How the latest health care reform changes will affect businesses

The Treasury Department made it a little easier for companies to comply with the Affordable Care Act (ACA) by delaying the employer mandate to provide health insurance for companies with 50 to 99 employees.

Those businesses will have until January 2016 before facing potential penalties, while companies with 100 or more full-time equivalent (FTE) employees still face a Jan. 1, 2015, compliance deadline.

“Some of it was about giving companies time to come into compliance, but they also don’t know yet how penalties will be enforced or collected. The law doesn’t allow the IRS to collect any penalties, so they have a real challenge trying to figure out how to collect the money,” says William F. Hutter, CEO of Sequent.

Smart Business spoke with Hutter about changes in the ACA and what they mean for employers.

What break have companies with 100 or more employees been given regarding the first year of the employer mandate?

For 2015 only, instead of being required to extend coverage to 95 percent of employees they have been granted a grace period and only need to offer coverage to 70 percent of employees.

But plans still have to meet minimum essential coverage standards and have to be affordable.

While companies are getting that break, one of the most difficult aspects of the ACA is the complexity of the reporting and tracking requirements for companies. Most companies with 100 or more employees are already meeting these criteria, but it’s really a challenge for companies with variable-hour workforces.

It can be pretty challenging for retail and hospitality businesses. When you have 70 full-time employees and 50 part-time employees, tracking those variable-hour employees to get your FTE count can be pretty challenging.

What do businesses need to be doing now?

A lot of the administrative details — creating your policy, and your measurement, administrative and stability periods — need to be done now. Make sure your HR and payroll systems can handle the necessary reporting because it’s going to be virtually impossible to track it with a pencil. You need a way to extract that data from your system in a way that matches the reporting criteria.

For larger companies — 100 employees or more — their look-back period to determine employee eligibility for coverage starts this year, correct?

Yes. A large retailer based in Columbus, Ohio, decided a few months ago that employees would either be full time and eligible or part time, never working more than 27 hours a week. More companies will adopt that tactic because it’s easier. They don’t want to worry about who might become eligible in such a volatile environment as retail.

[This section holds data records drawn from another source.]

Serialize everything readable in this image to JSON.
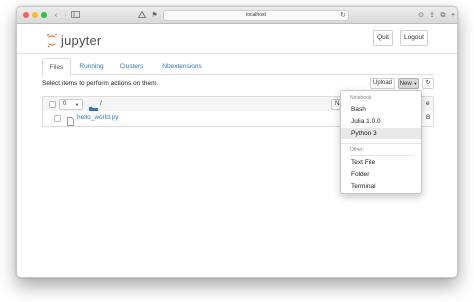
{
  "browser": {
    "address": "localhost",
    "reader_icon": "reader-icon",
    "share_icon": "share-icon"
  },
  "header": {
    "logo_text": "jupyter",
    "quit_label": "Quit",
    "logout_label": "Logout"
  },
  "tabs": [
    {
      "label": "Files",
      "active": true
    },
    {
      "label": "Running",
      "active": false
    },
    {
      "label": "Clusters",
      "active": false
    },
    {
      "label": "Nbextensions",
      "active": false
    }
  ],
  "toolbar": {
    "instructions": "Select items to perform actions on them.",
    "upload_label": "Upload",
    "new_label": "New",
    "refresh_icon": "refresh-icon"
  },
  "file_list": {
    "selected_count": "0",
    "path": "/",
    "sort_label": "Name",
    "size_header_fragment": "e",
    "files": [
      {
        "name": "hello_world.py",
        "size_fragment": "B"
      }
    ]
  },
  "new_menu": {
    "notebook_header": "Notebook:",
    "notebook_items": [
      "Bash",
      "Julia 1.0.0",
      "Python 3"
    ],
    "other_header": "Other:",
    "other_items": [
      "Text File",
      "Folder",
      "Terminal"
    ],
    "highlighted": "Python 3"
  },
  "colors": {
    "link": "#337ab7",
    "logo_orange": "#f37726"
  }
}
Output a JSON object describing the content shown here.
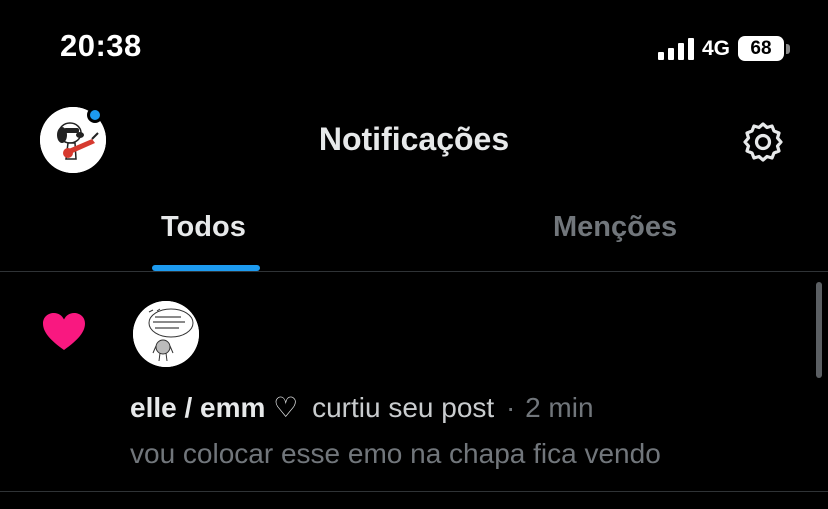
{
  "status_bar": {
    "time": "20:38",
    "network": "4G",
    "battery": "68"
  },
  "header": {
    "title": "Notificações",
    "avatar_icon": "snoopy-guitar-avatar",
    "settings_icon": "gear-icon",
    "accent_color": "#1d9bf0"
  },
  "tabs": [
    {
      "label": "Todos",
      "active": true
    },
    {
      "label": "Menções",
      "active": false
    }
  ],
  "notification": {
    "icon": "heart-icon",
    "icon_color": "#f91880",
    "avatar_text": "wow TR you look DIFFERENT today",
    "user_name": "elle / emm ♡",
    "action": "curtiu seu post",
    "separator": "·",
    "time": "2 min",
    "post_text": "vou colocar esse emo na chapa fica vendo"
  }
}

Almost every company has part-time employees who could become eligible based on the measurement period. Let’s say they work 40 hours a week during peak season, are offered and take benefits, then drop back to 20 hours a week. Normally under IRS code, going from full-time to part-time status would create an open enrollment period. But the ACA says they’re still an eligible employee because they met the criteria during the measurement period, and the change to part-time status no longer produces an open enrollment opportunity because of the stability period.

We’re trying to figure out if there’s a nuance in the ACA that address this issue, but haven’t found it. The IRS says you entered into a contract for benefits until the next open enrollment period or change in family status. So the employer would still have to provide coverage and the employee would have to pay his or her share, even if it’s too expensive on a part-time salary.

That’s one of the challenges with the ACA — it’s constantly changing and evolving. Once you digest and understand the implications of it from a business operational standpoint, it changes again. Because of the latest delay, businesses with 50 to 99 FTE employees don’t need to worry about it for a while and can probably wait until things calm down.